Time axis, layout, live-follow

The time axis is always recording time. Idle-time compression only affects pacing (long silences play back at most idleTimeLimit seconds long); seek, getCurrentTime, markers, and ?t= deep links all use the recording's own clock.

Layout. With fit set, the fixed-metric terminal scales down (never up) to the containing box's width — and, for fit: 'both', also to the mount's height when the embedding page gives it one. Whenever the terminal (scaled or not) ends up narrower than its pane, it is centered horizontally.

The big play button. While the recording sits at its very start, a large center play glyph — block characters shaped as a triangle — dims the screen behind it; one click starts playback. It never appears mid-recording.

Live-follow. Feed each new chunk of v2/v3 NDJSON to append(text). Chunk boundaries are free; partial trailing lines buffer until complete. A playhead at the live edge stays pinned (tail -f policy); a viewer who seeked back is never yanked forward. v1 append is a no-op.

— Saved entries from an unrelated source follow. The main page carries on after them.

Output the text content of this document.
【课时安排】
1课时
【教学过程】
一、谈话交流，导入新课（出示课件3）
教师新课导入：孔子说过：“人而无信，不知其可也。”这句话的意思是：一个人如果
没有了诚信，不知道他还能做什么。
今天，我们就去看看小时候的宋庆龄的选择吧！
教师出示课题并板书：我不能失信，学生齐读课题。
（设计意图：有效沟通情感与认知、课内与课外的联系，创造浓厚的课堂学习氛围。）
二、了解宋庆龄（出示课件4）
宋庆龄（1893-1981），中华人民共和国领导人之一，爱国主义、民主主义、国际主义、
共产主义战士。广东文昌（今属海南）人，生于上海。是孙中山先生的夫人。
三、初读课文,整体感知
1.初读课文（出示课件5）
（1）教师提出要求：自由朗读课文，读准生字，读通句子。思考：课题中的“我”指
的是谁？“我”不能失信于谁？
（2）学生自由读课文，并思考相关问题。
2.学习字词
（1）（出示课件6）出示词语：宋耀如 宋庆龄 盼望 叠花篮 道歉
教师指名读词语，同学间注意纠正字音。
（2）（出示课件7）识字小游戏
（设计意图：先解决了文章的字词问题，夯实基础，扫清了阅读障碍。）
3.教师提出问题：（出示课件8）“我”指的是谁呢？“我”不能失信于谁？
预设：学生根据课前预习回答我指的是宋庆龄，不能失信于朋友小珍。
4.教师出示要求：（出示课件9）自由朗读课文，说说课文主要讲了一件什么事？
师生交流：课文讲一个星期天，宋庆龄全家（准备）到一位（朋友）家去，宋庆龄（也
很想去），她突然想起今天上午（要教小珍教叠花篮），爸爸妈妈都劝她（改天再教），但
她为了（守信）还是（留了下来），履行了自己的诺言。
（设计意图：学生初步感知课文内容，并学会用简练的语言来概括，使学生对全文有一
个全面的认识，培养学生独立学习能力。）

The core half is exposed on BeeCastVT for embedders that need it without a mounted player.

Terminal emulation scope

The subset a tmux-hosted TUI actually exercises: cursor addressing (CUP/CUU/CUD/CUF/CUB/ CHA/VPA/CNL/CPL), erase (ED/EL/ECH), insert/delete (ICH/DCH/IL/DL), scroll (SU/SD, DECSTBM scroll regions, IND/RI/NEL), SGR (16/256/true color, bold, dim, italic, underline, inverse, strikethrough), alternate screen (?1049, ?47), cursor visibility (?25), autowrap with deferred wrap (?7), save/restore cursor (DECSC/DECRC, CSI s/u), DEC special graphics (ESC ( 0 line drawing, SO/SI), tab stops, OSC consumption (titles are parsed and ignored), and v3 in-band resize events. Unrecognized sequences are consumed and ignored — never rendered as text.

Testing

The DOM-free core and headless controller self-test under Node from cargo test (vt_core_node_selftest shells out to node and skips silently when Node is not installed): parsing, the emulator subset, live-follow appends, the pacing map, controller state transitions, subscribe/unsubscribe, setSpeed, seek, and marker normalization. Structural tests gate the bundle properties every self-contained embedding depends on — no </script, no workers, no CSS fetches, no third-party license marker, and a stable public API surface.

License

MIT (text in LICENSE, shipped with the crate) — the component, like the rest of beecast, is all first-party code.